Gaultier Bès publie son deuxième livre au titre claquant de "Radicalisons-nous".

Le jeune catho décomplexé , de plus en plus visible dans les médias, milite pour un retour aux racines. C’est, selon lui, la solution politique à toutes nos crises.

Et rien à voir avec le terrorisme. "Radicalisation islamiste" et "radicalisation express" sont des expressions nulles et non avenues. Des oxymores. Il est temps, dit-il, de revenir au vrai sens des mots et des choses.


"Radicalisons-nous" est le titre de votre dernier livre. Vous faites dans la provocation, non ?

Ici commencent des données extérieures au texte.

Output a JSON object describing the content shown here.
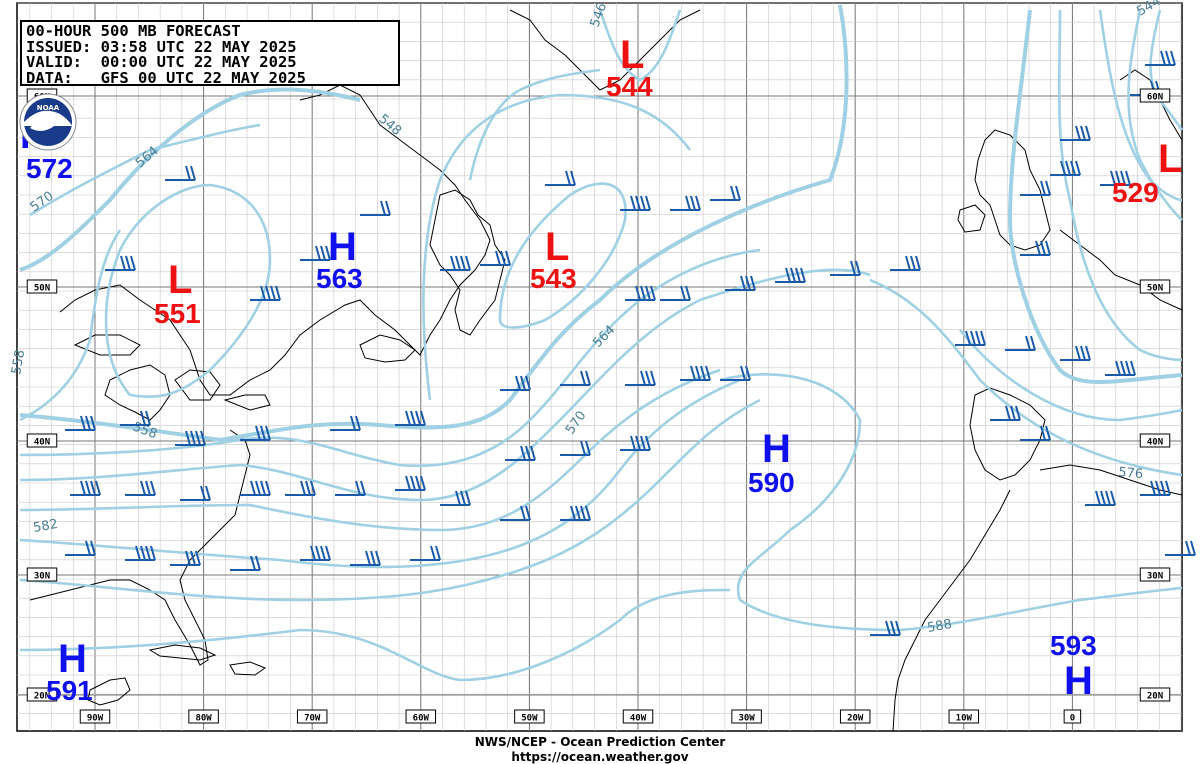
{
  "header": {
    "line1": "00-HOUR 500 MB FORECAST",
    "line2": "ISSUED: 03:58 UTC 22 MAY 2025",
    "line3": "VALID:  00:00 UTC 22 MAY 2025",
    "line4": "DATA:   GFS 00 UTC 22 MAY 2025"
  },
  "logo_text": "NOAA",
  "footer": {
    "line1": "NWS/NCEP - Ocean Prediction Center",
    "line2": "https://ocean.weather.gov"
  },
  "colors": {
    "contour": "#9fd0e3",
    "contour_label": "#4a7f94",
    "high": "#1010ee",
    "low": "#ee1111",
    "barb": "#1a5aa8",
    "coast": "#000000",
    "grid": "#999999"
  },
  "longitude_labels": [
    "90W",
    "80W",
    "70W",
    "60W",
    "50W",
    "40W",
    "30W",
    "20W",
    "10W",
    "0"
  ],
  "latitude_labels": [
    "60N",
    "50N",
    "40N",
    "30N",
    "20N"
  ],
  "contour_labels": [
    "546",
    "548",
    "564",
    "570",
    "558",
    "558",
    "564",
    "570",
    "582",
    "576",
    "588",
    "544"
  ],
  "pressure_centers": [
    {
      "type": "H",
      "value": "572",
      "kind": "high"
    },
    {
      "type": "L",
      "value": "551",
      "kind": "low"
    },
    {
      "type": "H",
      "value": "563",
      "kind": "high"
    },
    {
      "type": "L",
      "value": "544",
      "kind": "low"
    },
    {
      "type": "L",
      "value": "543",
      "kind": "low"
    },
    {
      "type": "L",
      "value": "529",
      "kind": "low"
    },
    {
      "type": "H",
      "value": "590",
      "kind": "high"
    },
    {
      "type": "H",
      "value": "591",
      "kind": "high"
    },
    {
      "type": "H",
      "value": "593",
      "kind": "high"
    }
  ]
}
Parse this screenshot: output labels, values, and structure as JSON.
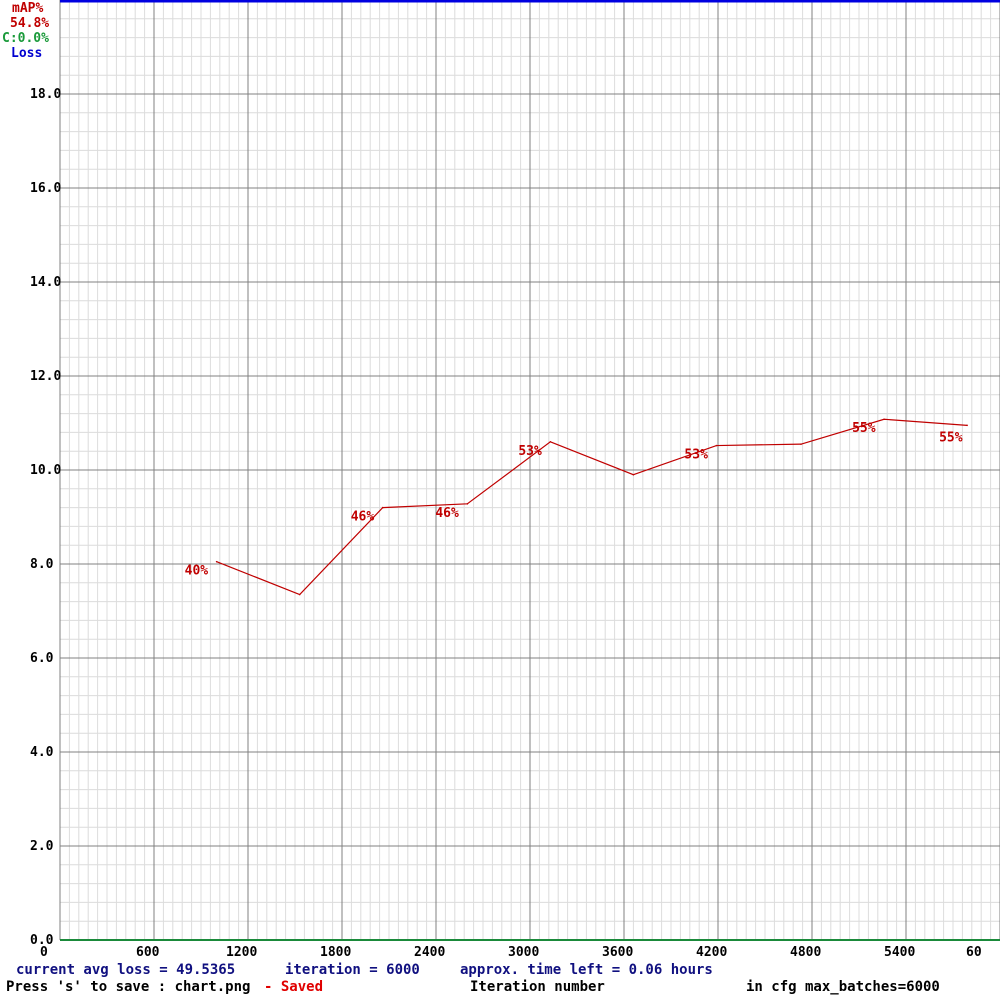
{
  "legend": {
    "map_label": "mAP%",
    "map_value": "54.8%",
    "c_label": "C:0.0%",
    "loss_label": "Loss"
  },
  "status": {
    "avg_loss": "current avg loss = 49.5365",
    "iteration": "iteration = 6000",
    "time_left": "approx. time left = 0.06 hours",
    "save_hint": "Press 's' to save : chart.png",
    "saved": "- Saved",
    "xlabel": "Iteration number",
    "max_batches": "in cfg max_batches=6000"
  },
  "colors": {
    "map_line": "#c00000",
    "loss_line": "#0000e0",
    "c_text": "#1a9a3a",
    "baseline": "#1a8a3a"
  },
  "chart_data": {
    "type": "line",
    "title": "",
    "xlabel": "Iteration number",
    "ylabel": "",
    "xlim": [
      0,
      6000
    ],
    "ylim": [
      0,
      20
    ],
    "grid": true,
    "y_ticks": [
      "0.0",
      "2.0",
      "4.0",
      "6.0",
      "8.0",
      "10.0",
      "12.0",
      "14.0",
      "16.0",
      "18.0"
    ],
    "x_ticks": [
      "0",
      "600",
      "1200",
      "1800",
      "2400",
      "3000",
      "3600",
      "4200",
      "4800",
      "5400",
      "60"
    ],
    "series": [
      {
        "name": "mAP%",
        "x": [
          1000,
          1530,
          2060,
          2600,
          3130,
          3660,
          4190,
          4730,
          5260,
          5790
        ],
        "y": [
          8.05,
          7.35,
          9.2,
          9.28,
          10.6,
          9.9,
          10.52,
          10.55,
          11.08,
          10.95
        ],
        "labels": [
          "40%",
          "",
          "46%",
          "46%",
          "53%",
          "",
          "53%",
          "",
          "55%",
          "55%"
        ]
      },
      {
        "name": "Loss",
        "x": [
          0,
          6000
        ],
        "y": [
          20,
          20
        ]
      }
    ]
  }
}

Non. La radicalisation doit être redéfinie par rapport à son étymologie : radix, la racine. C’est un processus (et pas un état figé) qui inclut l’idée d’approfondissement, de réflexion, de lien avec quelque chose qui nous dépasse, dont on vient, et cette idée que c’est en puisant notre vigueur dans un terreau riche que l’on va aller de l’avant. L’usage courant qui est fait du terme de radicalisation est donc erroné. Quand on parle de "radicalisation djihadiste" aujourd’hui, on désigne le contraire de ce que signifie en réalité ce mot. Car le djihadisme n’a rien d’un mouvement d’approfondissement. On est même, au contraire, dans quelque chose de superficiel. De la même manière, la radicalisation est à l’opposé de l’extrémisme. L’extrémisme va dans les excès, on est à l’extérieur, en surface. La radicalisation, au contraire, plonge en profondeur vers l’intérieur, le fondamental. Moi, quand je parle de radicalisation, c’est un effort pour ne pas se satisfaire des illusions, des faux-semblants, des explications superficielles, des réponses artificielles. J’irais même plus loin. Selon moi, la radicalisation est la meilleure réponse politique à la plupart de nos crises et problèmes causés à bien des égards par des approches trop superficielles du monde.